Metadata-Version: 2.1
Name: sqtom
Version: 0.1
Summary: squeezing mode tomography
Home-page: https://github.com/XanaduAI/sqtom
Author: Xanadu
Author-email: nicolas@xanadu.ai
License: Apache
Description: # sqtom
        ## Squeezed state tomography in Python
        
        This repository implements the mode tomography ideas presented in
        
        *"Full statistical mode reconstruction of a light field via a photon-number-resolved measurement"* by Burenkov. et al. [Phys. Rev. A 95, 053806 (2017)
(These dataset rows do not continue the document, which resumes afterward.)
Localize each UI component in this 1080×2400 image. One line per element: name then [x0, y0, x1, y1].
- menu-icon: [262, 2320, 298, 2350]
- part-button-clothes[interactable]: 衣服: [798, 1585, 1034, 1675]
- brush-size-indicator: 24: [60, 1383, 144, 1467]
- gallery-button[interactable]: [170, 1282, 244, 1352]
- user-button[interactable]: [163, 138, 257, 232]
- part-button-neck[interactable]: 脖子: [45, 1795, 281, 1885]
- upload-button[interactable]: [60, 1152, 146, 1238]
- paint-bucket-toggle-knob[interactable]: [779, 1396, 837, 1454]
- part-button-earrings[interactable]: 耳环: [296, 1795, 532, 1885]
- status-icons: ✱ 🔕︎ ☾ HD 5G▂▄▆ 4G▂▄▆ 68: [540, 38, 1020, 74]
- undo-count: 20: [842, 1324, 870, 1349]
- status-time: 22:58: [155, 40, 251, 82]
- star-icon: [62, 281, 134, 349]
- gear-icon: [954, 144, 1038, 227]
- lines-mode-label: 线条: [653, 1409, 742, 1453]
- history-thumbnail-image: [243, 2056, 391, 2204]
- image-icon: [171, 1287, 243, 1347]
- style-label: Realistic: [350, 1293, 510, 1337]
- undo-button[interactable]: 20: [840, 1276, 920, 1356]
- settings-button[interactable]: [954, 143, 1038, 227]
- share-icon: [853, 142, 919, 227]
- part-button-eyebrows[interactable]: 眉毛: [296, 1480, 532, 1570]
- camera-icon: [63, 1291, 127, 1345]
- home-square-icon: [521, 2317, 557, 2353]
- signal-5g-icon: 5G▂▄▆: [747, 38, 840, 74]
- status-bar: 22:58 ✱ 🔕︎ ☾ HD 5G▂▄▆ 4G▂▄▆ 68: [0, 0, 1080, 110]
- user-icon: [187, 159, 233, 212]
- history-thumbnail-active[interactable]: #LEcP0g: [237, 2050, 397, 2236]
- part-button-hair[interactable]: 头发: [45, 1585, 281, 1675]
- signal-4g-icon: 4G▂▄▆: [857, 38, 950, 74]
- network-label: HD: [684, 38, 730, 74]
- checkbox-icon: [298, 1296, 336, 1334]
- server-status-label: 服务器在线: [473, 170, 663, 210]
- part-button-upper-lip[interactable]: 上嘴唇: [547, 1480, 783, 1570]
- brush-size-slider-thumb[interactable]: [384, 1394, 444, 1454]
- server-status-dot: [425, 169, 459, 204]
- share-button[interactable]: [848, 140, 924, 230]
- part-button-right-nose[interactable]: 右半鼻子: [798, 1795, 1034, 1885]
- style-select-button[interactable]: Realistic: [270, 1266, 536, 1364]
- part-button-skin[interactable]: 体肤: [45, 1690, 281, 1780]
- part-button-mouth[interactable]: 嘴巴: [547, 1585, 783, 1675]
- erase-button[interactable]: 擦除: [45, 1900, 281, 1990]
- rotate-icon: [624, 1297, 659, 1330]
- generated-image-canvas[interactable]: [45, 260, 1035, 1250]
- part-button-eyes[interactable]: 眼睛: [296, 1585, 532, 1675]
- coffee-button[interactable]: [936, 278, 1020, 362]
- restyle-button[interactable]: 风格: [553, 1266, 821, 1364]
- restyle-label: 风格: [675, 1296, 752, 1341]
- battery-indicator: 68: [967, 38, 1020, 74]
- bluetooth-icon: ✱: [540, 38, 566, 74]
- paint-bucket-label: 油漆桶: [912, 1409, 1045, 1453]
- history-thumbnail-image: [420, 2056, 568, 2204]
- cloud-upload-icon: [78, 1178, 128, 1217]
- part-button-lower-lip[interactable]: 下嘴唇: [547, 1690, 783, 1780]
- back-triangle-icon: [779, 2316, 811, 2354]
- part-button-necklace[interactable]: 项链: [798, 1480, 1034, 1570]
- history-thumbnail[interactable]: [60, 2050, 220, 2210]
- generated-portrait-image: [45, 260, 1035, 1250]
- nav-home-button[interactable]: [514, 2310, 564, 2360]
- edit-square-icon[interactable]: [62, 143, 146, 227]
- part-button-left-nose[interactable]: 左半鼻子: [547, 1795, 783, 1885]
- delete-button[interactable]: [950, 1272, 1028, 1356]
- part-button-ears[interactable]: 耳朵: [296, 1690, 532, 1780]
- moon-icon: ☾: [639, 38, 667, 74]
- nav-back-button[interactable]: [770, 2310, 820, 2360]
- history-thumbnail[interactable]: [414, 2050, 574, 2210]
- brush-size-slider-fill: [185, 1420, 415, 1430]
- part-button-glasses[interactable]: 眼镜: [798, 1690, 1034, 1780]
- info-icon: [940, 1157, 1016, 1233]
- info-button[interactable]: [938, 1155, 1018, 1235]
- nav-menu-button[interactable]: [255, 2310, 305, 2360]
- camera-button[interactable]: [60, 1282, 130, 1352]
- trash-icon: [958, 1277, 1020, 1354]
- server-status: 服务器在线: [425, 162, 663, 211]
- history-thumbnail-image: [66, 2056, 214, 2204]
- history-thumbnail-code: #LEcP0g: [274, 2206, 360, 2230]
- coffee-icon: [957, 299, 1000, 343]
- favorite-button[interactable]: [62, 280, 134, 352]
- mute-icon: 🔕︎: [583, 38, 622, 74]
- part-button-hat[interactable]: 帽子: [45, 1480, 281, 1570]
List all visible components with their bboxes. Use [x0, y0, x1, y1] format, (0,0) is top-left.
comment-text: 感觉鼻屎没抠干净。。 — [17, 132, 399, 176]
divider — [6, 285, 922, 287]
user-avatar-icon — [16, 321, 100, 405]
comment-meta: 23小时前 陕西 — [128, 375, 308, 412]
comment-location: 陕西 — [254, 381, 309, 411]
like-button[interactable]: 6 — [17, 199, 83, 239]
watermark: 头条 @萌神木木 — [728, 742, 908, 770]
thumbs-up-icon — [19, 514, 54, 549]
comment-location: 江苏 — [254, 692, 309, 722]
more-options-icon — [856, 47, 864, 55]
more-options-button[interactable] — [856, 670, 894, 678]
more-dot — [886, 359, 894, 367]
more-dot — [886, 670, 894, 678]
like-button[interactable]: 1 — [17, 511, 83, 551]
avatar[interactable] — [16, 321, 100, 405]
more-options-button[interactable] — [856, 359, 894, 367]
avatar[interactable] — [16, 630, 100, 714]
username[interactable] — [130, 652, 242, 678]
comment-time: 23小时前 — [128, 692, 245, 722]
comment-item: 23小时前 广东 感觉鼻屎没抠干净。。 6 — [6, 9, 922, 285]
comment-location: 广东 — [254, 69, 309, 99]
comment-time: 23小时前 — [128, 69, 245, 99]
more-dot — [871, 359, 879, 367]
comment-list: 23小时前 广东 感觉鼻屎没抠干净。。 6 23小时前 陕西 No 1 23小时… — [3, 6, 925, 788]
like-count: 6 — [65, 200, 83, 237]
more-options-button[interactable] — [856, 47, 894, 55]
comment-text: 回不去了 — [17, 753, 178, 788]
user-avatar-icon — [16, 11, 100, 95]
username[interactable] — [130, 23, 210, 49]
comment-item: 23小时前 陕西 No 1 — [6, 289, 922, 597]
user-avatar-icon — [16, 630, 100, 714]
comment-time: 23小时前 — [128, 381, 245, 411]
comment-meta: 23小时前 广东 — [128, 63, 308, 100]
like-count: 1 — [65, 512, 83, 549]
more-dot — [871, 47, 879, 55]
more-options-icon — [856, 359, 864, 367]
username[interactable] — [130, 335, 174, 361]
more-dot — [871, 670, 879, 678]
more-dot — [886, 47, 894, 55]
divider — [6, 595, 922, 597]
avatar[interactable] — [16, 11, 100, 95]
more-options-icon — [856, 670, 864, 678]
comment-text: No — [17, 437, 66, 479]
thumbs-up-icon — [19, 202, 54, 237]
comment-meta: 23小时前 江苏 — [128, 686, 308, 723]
        ](https://journals.aps.org/pra/abstract/10.1103/PhysRevA.95.053806) and in Burenkov et al. in [J. Res. Natl. Inst. Stan. 122, 30 (2017)](https://doi.org/10.6028/jres.122.030).
        
        
        for twin beam light and extends it to degenerate squeezed light. By leveraging `lmfit` we can also give a number of uncertainty estimates, and moreover provide routines for thresholding photon-number measurements and useful heuristics to for initial guesses for the solutions of the problem. 
        
        ## Contents
        
        The main physical ideal used by Burenkov et al. is to model the joint photon distribution of the variables associated to the photon numbers in signal and idler beams as resulting from one or several lossy two-mode squeezed distributions hitting the detectors. To model dark counts they also allow for modes prepared in states with Poisson statistics to hit the detectors.
        
        To obtain the joint probability distribution of the photon numbers in the signal and idlers one needs to *convolve* the probability distributions of the modes entering in the problem.
        
        ## Requirements
        
        * [SciPy](https://www.scipy.org/) to calculate probability distributions of Poisson, Geometric or Negative Binomial random variables.
        
        * [NumPy](https://numpy.org/) to perform 2D convolutions and matrix manipulations.
        
        * [The Walrus](https://the-walrus.readthedocs.io/en/latest/) to calculate loss matrices and squeezed states probability distributions.
        
        With the tools described so far we can solve the *forward* problem, i.e., given a set of physical parameters what is the probability distribution.
        
        * If we augment our tools with [lmfit](https://lmfit.github.io/lmfit-py/) we can solve the *inverse* problem: to find the best set of parameters that explain a given observed frequency distribution of photon numbers.
        
        Finally, we use [pytest](https://docs.pytest.org/en/latest/) for testing.
        
        All of these prerequisites can be installed via `pip`:
        
        ```bash
        pip install pytest
        ```
        
        ## Contributors
        
        Nicolas Quesada
        
        ## License
        
        This source code is free and open source, released under the Apache License, Version 2.0.